Which means fast mode only helps when there's a lot to write. On a short reply, both speeds finish almost together — you paid 2–6× to save a blink. On a long generation, fast pulls clear. The longer the answer, the more the premium buys you.
When to use it
Turn it ON for:
Long generations where decode dominates — refactors, scaffolding, anything that emits thousands of tokens
Hands-on work where you're waiting on Claude and your time is the expensive part
Time-boxed work where finishing sooner is worth real money
Leave it OFF for:
Short turns — questions, confirmations, one-liners (TTFT-bound; fast barely helps)

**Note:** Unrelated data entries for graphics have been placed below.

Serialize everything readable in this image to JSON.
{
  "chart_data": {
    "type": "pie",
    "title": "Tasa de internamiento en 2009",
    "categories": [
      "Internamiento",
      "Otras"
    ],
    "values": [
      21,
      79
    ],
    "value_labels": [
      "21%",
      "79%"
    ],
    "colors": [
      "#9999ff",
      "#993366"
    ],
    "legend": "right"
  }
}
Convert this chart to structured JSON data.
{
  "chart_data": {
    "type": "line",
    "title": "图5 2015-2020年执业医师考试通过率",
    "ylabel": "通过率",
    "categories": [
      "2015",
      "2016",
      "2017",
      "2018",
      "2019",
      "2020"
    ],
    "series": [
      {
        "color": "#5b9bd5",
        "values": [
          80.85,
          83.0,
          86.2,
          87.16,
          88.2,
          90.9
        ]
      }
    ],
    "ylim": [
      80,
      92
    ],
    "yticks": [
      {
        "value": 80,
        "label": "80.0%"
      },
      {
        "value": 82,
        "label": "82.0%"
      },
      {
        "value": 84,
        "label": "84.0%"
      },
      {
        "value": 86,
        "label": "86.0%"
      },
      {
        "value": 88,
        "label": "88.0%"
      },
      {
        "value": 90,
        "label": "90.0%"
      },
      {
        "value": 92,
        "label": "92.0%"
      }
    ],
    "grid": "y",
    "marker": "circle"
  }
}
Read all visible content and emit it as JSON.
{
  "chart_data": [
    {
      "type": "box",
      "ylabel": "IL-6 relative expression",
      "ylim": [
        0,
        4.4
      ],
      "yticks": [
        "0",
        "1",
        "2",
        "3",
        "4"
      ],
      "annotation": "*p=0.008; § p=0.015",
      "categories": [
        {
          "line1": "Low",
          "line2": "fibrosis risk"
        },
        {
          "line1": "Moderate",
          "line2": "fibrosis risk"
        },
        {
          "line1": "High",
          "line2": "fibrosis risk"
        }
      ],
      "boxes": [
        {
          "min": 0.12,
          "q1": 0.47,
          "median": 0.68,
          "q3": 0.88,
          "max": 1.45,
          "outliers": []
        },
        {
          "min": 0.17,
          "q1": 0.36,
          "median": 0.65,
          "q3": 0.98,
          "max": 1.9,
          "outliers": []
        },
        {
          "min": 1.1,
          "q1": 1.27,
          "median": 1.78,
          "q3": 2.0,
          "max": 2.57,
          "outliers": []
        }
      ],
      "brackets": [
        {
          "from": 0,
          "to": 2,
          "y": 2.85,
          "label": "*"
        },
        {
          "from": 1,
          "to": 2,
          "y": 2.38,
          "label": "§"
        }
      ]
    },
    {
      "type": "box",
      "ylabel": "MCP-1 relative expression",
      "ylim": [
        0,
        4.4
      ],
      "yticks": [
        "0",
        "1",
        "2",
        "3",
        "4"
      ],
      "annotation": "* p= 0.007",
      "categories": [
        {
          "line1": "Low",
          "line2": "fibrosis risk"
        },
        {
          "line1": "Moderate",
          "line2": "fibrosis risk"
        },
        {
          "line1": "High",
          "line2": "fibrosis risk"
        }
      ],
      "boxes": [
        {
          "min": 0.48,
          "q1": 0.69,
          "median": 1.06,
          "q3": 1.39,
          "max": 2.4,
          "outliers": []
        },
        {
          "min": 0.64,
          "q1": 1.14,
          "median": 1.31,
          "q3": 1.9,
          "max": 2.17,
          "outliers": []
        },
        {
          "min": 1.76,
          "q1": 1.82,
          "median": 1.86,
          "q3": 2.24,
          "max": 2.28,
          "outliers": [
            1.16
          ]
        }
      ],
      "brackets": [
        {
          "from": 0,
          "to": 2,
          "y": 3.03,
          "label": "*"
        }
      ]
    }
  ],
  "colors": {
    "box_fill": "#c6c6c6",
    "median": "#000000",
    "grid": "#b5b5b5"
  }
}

Background or autonomous runs nobody is watching
Batch jobs and CI (it's not available there anyway)
The one trap: don't flip it on mid-session
Fast and standard keep separate prompt caches. The moment you switch, your warm standard cache is useless to the fast path — the entire conversation prefix gets re-processed as a cache write at the fast rate, before Claude writes a token.

The deeper into a session you flip it, the bigger the one-time hit:
Context when you toggle | Re-bill (Opus 4.8) | Re-bill (Opus 4.7) |
|---|---|---|
50K tokens | $0.62 | $1.88 |
100K tokens | $1.25 | $3.75 |
200K tokens | $2.50 | $7.50 |
260K (measured) | $3.26 | $9.77 |
I measured the 260K row live: flipping /fast on a 260K-token session re-billed 260,591 tokens as a fast-rate cache write — $3.15 of one-time premium before any useful output.
The fix: turn fast mode on at the start of a session, not at turn 80. Toggling off and back on later doesn't repeat the charge — the fast cache is already built.
A few edges
On a subscription, fast mode bills from usage credits only, at the fast rate from the first token.
Hit the fast rate limit and it quietly drops back to standard speed and price.
Fast mode is a research preview; pricing and availability may change.
That's the deal: fast mode is the same model on a less-shared slice of GPU. Faster and pricier are one fact, not two.